I spent a year in Spain defending that notion; every non-American I met asked me if I supported Bush and was surprised to hear that a whole lot of Americans do not support Bush in the least. I explained that many of us oppose the war and, yes, we do know where Iraq is on a map, thank you. In fact, I made it my duty to have the same conversation 100,000 times to make sure that one more person from one more culture knows that America is more than the accumulation of mainstream media simplifications.
However, I still tried to hide my American identity through my physical appearance and I would not have been caught dead with an American flag patch on my backpack (in some places I traveled, such a patch may have put my life in danger).
I rejected my flag, but I can’t reject my country; I’m still here. And for all of us who are here and who give a damn, and especially for those of us who are working for change, separating the two entities is dangerous and counterproductive in our struggle to win back our America.
We are all patriots. And being a patriot doesn’t mean we will unthinkingly swallow the shit proffered by divisive talking heads and toxic politicians.
To relinquish our connection to the flag is to symbolically relinquish our stake in this country. To allow the right to represent the flag is to allow them to represent America, and they are not America – they are only the exaggeratedly powerful minority. (Though they still do love to think of themselves as the “silent majority.”)

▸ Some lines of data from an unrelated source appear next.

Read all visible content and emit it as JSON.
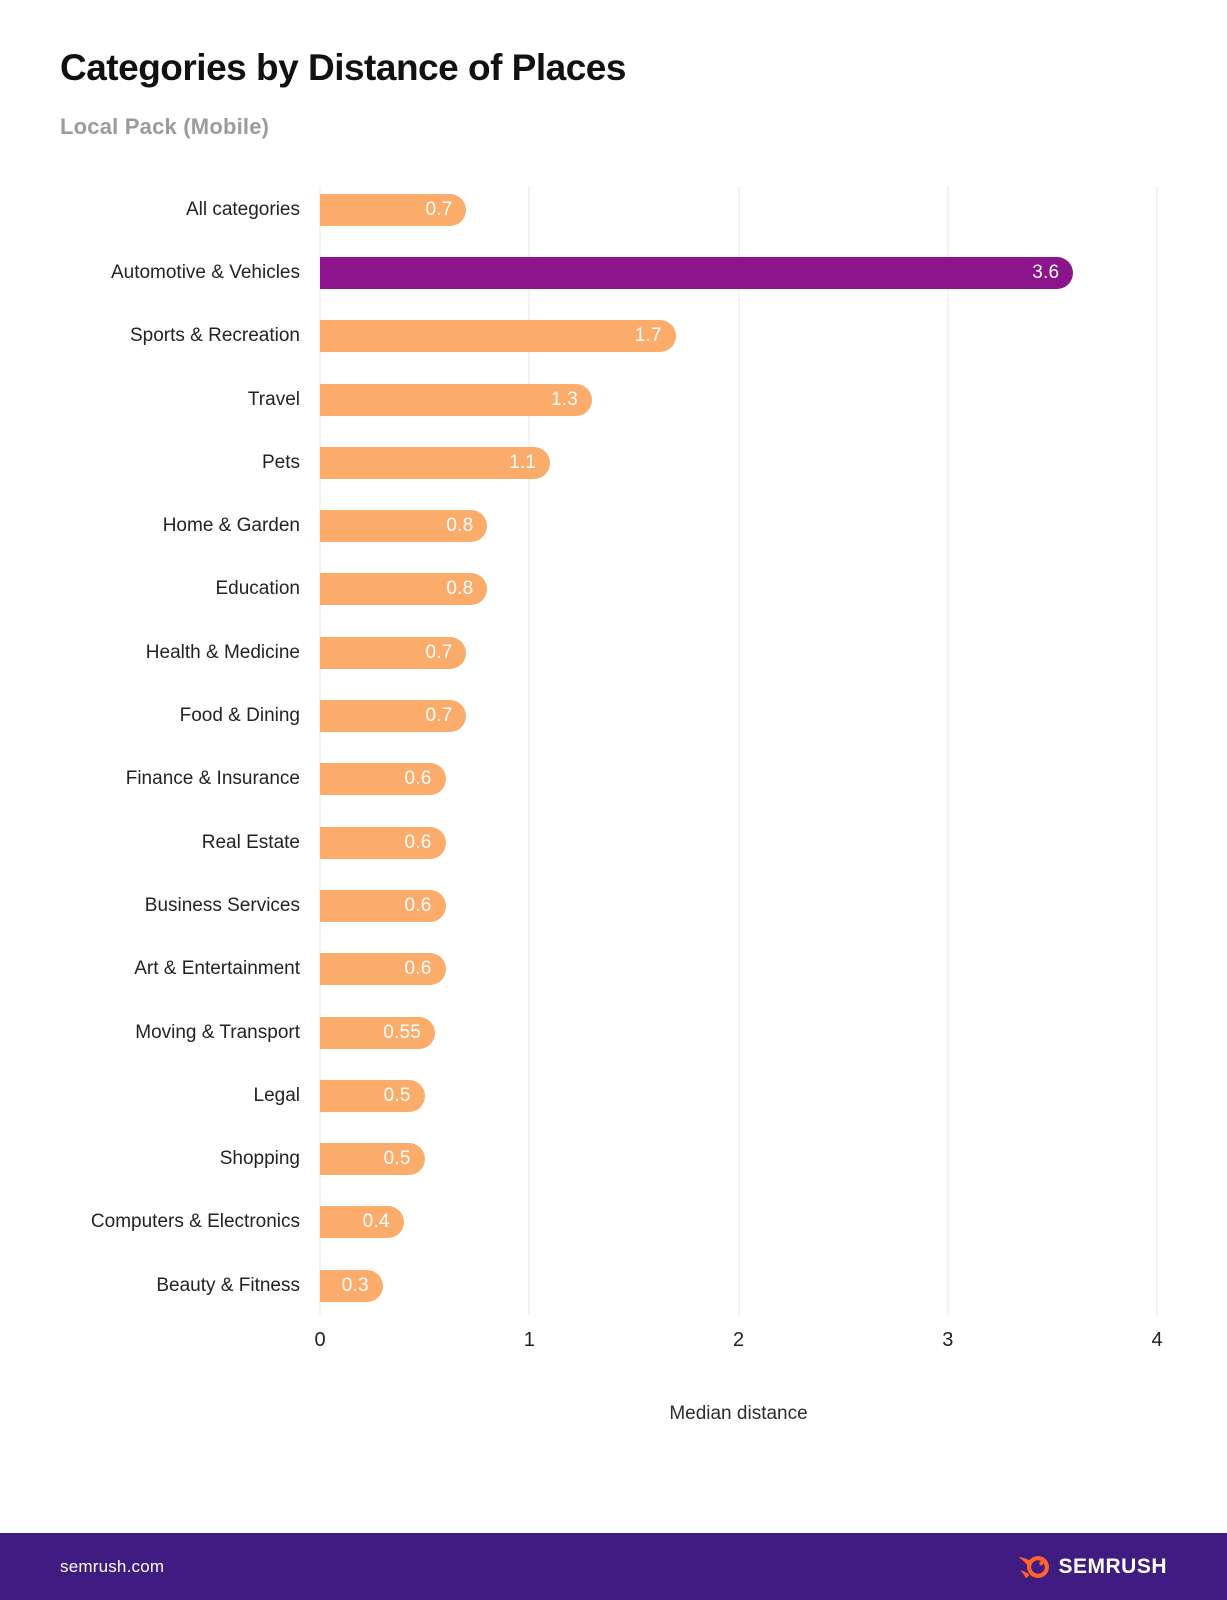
{
  "page": {
    "title": "Categories by Distance of Places",
    "subtitle": "Local Pack (Mobile)"
  },
  "chart_data": {
    "type": "bar",
    "orientation": "horizontal",
    "title": "Categories by Distance of Places",
    "subtitle": "Local Pack (Mobile)",
    "xlabel": "Median distance",
    "ylabel": "",
    "xlim": [
      0,
      4
    ],
    "x_ticks": [
      "0",
      "1",
      "2",
      "3",
      "4"
    ],
    "grid": true,
    "legend": false,
    "categories": [
      "All categories",
      "Automotive & Vehicles",
      "Sports & Recreation",
      "Travel",
      "Pets",
      "Home & Garden",
      "Education",
      "Health & Medicine",
      "Food & Dining",
      "Finance & Insurance",
      "Real Estate",
      "Business Services",
      "Art & Entertainment",
      "Moving & Transport",
      "Legal",
      "Shopping",
      "Computers & Electronics",
      "Beauty & Fitness"
    ],
    "values": [
      0.7,
      3.6,
      1.7,
      1.3,
      1.1,
      0.8,
      0.8,
      0.7,
      0.7,
      0.6,
      0.6,
      0.6,
      0.6,
      0.55,
      0.5,
      0.5,
      0.4,
      0.3
    ],
    "value_labels": [
      "0.7",
      "3.6",
      "1.7",
      "1.3",
      "1.1",
      "0.8",
      "0.8",
      "0.7",
      "0.7",
      "0.6",
      "0.6",
      "0.6",
      "0.6",
      "0.55",
      "0.5",
      "0.5",
      "0.4",
      "0.3"
    ],
    "highlight_index": 1,
    "colors": {
      "bar": "#FBAC6B",
      "highlight": "#8C148C",
      "value_text": "#FFFFFF",
      "gridline": "#E7E7E7"
    }
  },
  "footer": {
    "site": "semrush.com",
    "brand": "SEMRUSH",
    "logo_icon": "semrush-flame-icon",
    "background": "#3F1B82",
    "flame_color": "#FF642D"
  }
}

So, I guess we have a couple options. We can burn the flag – leave it behind as an emblem of America’s political, social and cultural decay. If we opt for this, I suggest we create a new flag (or some other visual symbol) of what the rest of us represent.

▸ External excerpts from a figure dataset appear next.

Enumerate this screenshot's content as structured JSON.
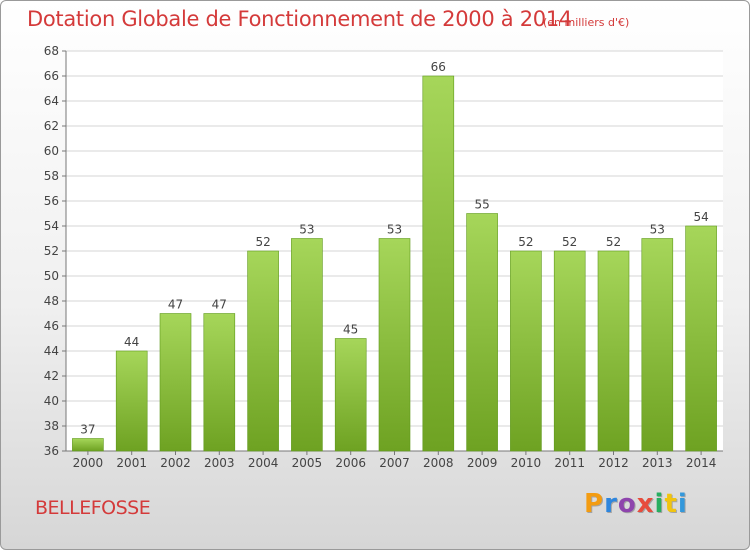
{
  "chart_data": {
    "type": "bar",
    "title": "Dotation Globale de Fonctionnement de 2000 à 2014",
    "unit_note": "(en milliers d'€)",
    "categories": [
      "2000",
      "2001",
      "2002",
      "2003",
      "2004",
      "2005",
      "2006",
      "2007",
      "2008",
      "2009",
      "2010",
      "2011",
      "2012",
      "2013",
      "2014"
    ],
    "values": [
      37,
      44,
      47,
      47,
      52,
      53,
      45,
      53,
      66,
      55,
      52,
      52,
      52,
      53,
      54
    ],
    "ylim": [
      36,
      68
    ],
    "yticks": [
      36,
      38,
      40,
      42,
      44,
      46,
      48,
      50,
      52,
      54,
      56,
      58,
      60,
      62,
      64,
      66,
      68
    ],
    "grid": true,
    "legend": "none",
    "colors": {
      "bar_top": "#a6d65a",
      "bar_bottom": "#6ea222",
      "bar_edge": "#5f9a1c",
      "grid": "#d6d6d6",
      "title": "#d43a3a"
    }
  },
  "footer": {
    "commune": "BELLEFOSSE",
    "logo_text": "Proxiti",
    "logo_colors": [
      "#f39c12",
      "#2e86de",
      "#8e44ad",
      "#e74c3c",
      "#27ae60",
      "#f1c40f",
      "#3498db"
    ]
  }
}
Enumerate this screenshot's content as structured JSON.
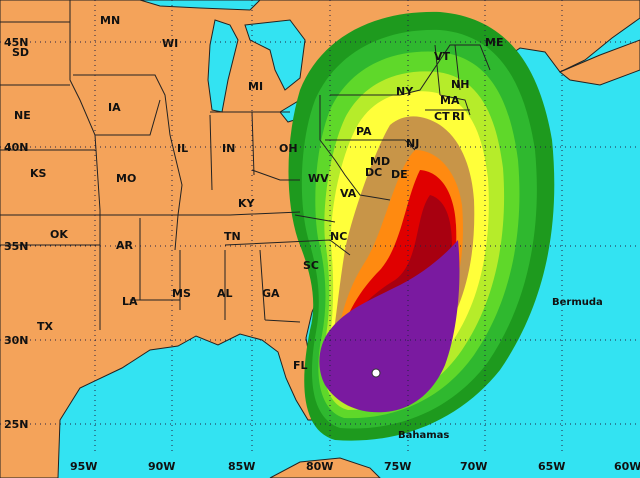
{
  "map": {
    "colors": {
      "ocean": "#33e3f2",
      "land": "#f4a35a",
      "swath": [
        "#1e9a1e",
        "#2fb82f",
        "#5fd82a",
        "#b6ec2a",
        "#ffff3a",
        "#c89548",
        "#ff8a10",
        "#e00000",
        "#a80010",
        "#7a1aa0"
      ],
      "center_marker": "#ffffff"
    },
    "latitude_labels": [
      "45N",
      "40N",
      "35N",
      "30N",
      "25N"
    ],
    "longitude_labels": [
      "95W",
      "90W",
      "85W",
      "80W",
      "75W",
      "70W",
      "65W",
      "60W"
    ],
    "states": [
      "MN",
      "SD",
      "WI",
      "MI",
      "IA",
      "NE",
      "IL",
      "IN",
      "OH",
      "KS",
      "MO",
      "KY",
      "WV",
      "VA",
      "PA",
      "NY",
      "VT",
      "NH",
      "MA",
      "CT",
      "RI",
      "ME",
      "NJ",
      "MD",
      "DC",
      "DE",
      "NC",
      "TN",
      "OK",
      "AR",
      "SC",
      "LA",
      "MS",
      "AL",
      "GA",
      "TX",
      "FL"
    ],
    "places": [
      "Bermuda",
      "Bahamas"
    ]
  }
}
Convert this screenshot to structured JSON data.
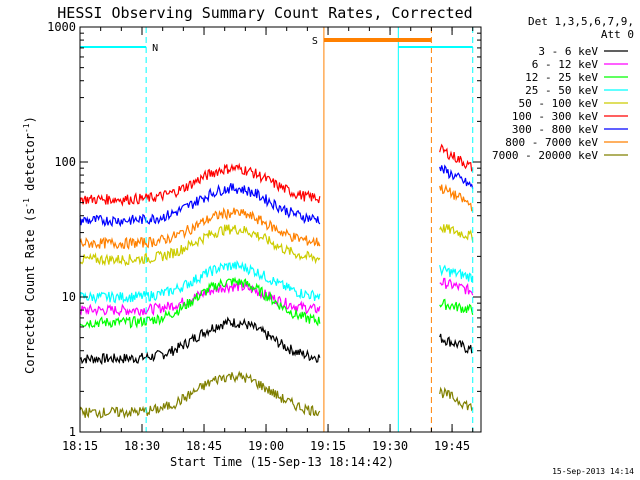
{
  "chart_data": {
    "type": "line",
    "title": "HESSI Observing Summary Count Rates, Corrected",
    "xlabel": "Start Time (15-Sep-13 18:14:42)",
    "ylabel_main": "Corrected Count Rate (s",
    "ylabel_sup1": "-1",
    "ylabel_mid": " detector",
    "ylabel_sup2": "-1",
    "ylabel_end": ")",
    "y_scale": "log",
    "ylim": [
      1,
      1000
    ],
    "xlim": [
      "18:15",
      "19:52"
    ],
    "x_ticks": [
      "18:15",
      "18:30",
      "18:45",
      "19:00",
      "19:15",
      "19:30",
      "19:45"
    ],
    "y_ticks": [
      "1",
      "10",
      "100",
      "1000"
    ],
    "legend_header_1": "Det 1,3,5,6,7,9,",
    "legend_header_2": "Att 0",
    "legend_position": "right",
    "timestamp": "15-Sep-2013 14:14",
    "flag_labels": [
      {
        "label": "N",
        "color": "#00ffff",
        "start": "18:15",
        "end": "18:31"
      },
      {
        "label": "S",
        "color": "#ff8000",
        "start": "19:14",
        "end": "19:40"
      },
      {
        "label": "",
        "color": "#00ffff",
        "start": "19:32",
        "end": "19:50"
      }
    ],
    "vertical_markers": [
      {
        "time": "18:31",
        "color": "#00ffff",
        "style": "dashed"
      },
      {
        "time": "19:14",
        "color": "#ff8000",
        "style": "solid"
      },
      {
        "time": "19:32",
        "color": "#00ffff",
        "style": "solid"
      },
      {
        "time": "19:40",
        "color": "#ff8000",
        "style": "dashed"
      },
      {
        "time": "19:50",
        "color": "#00ffff",
        "style": "dashed"
      }
    ],
    "series": [
      {
        "name": "3 - 6 keV",
        "color": "#000000",
        "base": 3.5,
        "peak": 6.5,
        "end_start": 5,
        "end_value": 4
      },
      {
        "name": "6 - 12 keV",
        "color": "#ff00ff",
        "base": 8,
        "peak": 12,
        "end_start": 13,
        "end_value": 11
      },
      {
        "name": "12 - 25 keV",
        "color": "#00ff00",
        "base": 6.5,
        "peak": 13,
        "end_start": 9,
        "end_value": 8
      },
      {
        "name": "25 - 50 keV",
        "color": "#00ffff",
        "base": 10,
        "peak": 17,
        "end_start": 16,
        "end_value": 14
      },
      {
        "name": "50 - 100 keV",
        "color": "#cccc00",
        "base": 19,
        "peak": 32,
        "end_start": 33,
        "end_value": 28
      },
      {
        "name": "100 - 300 keV",
        "color": "#ff0000",
        "base": 53,
        "peak": 90,
        "end_start": 125,
        "end_value": 90
      },
      {
        "name": "300 - 800 keV",
        "color": "#0000ff",
        "base": 37,
        "peak": 64,
        "end_start": 90,
        "end_value": 65
      },
      {
        "name": "800 - 7000 keV",
        "color": "#ff8000",
        "base": 25,
        "peak": 42,
        "end_start": 65,
        "end_value": 47
      },
      {
        "name": "7000 - 20000 keV",
        "color": "#808000",
        "base": 1.4,
        "peak": 2.6,
        "end_start": 2,
        "end_value": 1.5
      }
    ]
  }
}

The “rest of us,” however, is not a cohesive group of same-minded people with four easy talking points to subscribe to. We are Democrats, independents, liberals, libertarians, progressives, Greens, socialists and the just plain socially conscious. It seems so much easier to define ourselves by what we are not than by what we are, but then we are constantly working against the current of the oh-so-solid right.

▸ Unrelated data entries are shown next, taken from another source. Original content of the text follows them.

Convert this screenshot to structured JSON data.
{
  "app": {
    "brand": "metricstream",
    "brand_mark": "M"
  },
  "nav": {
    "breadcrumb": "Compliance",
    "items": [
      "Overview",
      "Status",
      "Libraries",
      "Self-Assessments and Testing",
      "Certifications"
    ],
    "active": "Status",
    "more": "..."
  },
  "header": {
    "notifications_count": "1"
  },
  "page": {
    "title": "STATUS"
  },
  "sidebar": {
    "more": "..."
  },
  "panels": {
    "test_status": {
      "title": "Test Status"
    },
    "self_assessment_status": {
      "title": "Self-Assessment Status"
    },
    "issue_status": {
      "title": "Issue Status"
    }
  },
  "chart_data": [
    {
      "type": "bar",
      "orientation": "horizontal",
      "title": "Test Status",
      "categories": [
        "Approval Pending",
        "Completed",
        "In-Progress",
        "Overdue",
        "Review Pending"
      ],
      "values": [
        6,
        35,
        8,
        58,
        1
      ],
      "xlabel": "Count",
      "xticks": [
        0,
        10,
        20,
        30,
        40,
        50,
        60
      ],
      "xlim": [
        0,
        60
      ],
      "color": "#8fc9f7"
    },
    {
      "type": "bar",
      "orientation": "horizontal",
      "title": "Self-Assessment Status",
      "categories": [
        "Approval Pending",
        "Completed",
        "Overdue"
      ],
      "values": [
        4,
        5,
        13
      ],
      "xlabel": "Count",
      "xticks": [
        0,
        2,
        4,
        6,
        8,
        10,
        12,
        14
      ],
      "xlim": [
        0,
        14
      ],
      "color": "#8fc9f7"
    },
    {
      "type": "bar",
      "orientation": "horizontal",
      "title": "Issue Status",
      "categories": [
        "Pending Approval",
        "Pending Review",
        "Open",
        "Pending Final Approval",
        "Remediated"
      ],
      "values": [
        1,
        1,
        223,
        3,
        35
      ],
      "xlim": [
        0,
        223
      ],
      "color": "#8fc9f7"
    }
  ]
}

Our other option is to take back the flag, the flag that was created in the face of revolution and in the eye of liberty. Let’s challenge the right-wing to a winner-takes-all game of capture the flag – they may have all the guns, but we have the brain power and a whole lotta street smarts.
So, that was my train of thought during the Yom Kippur service, a service about atonement, release and renewal. I suggest that we atone for allowing the right to pull the flag out from below our feet and off our posts, that we release our sins of inaction and that we begin again with a new sense of purpose and a new meaning to attach to those red and white stripes.
Lets make it stand for compassion, equity, opportunity and an all-encompassing sense of social justice. Now is the time (as the scandals are exposed and the indictments add up) to make the flag stand for Our America.
So go ahead, slap the flag, our flag, on your bumper right next to your “Ignore your rights, they’ll go away,” and your “Doin’ my part to piss off the religious right” stickers.
And don’t worry, if we all do it, no one will confuse you for one of “them,” because my mom was right (don’t tell her I said so): it’s our flag too.
Chelsea Ross is the features editor of The Madison Observer.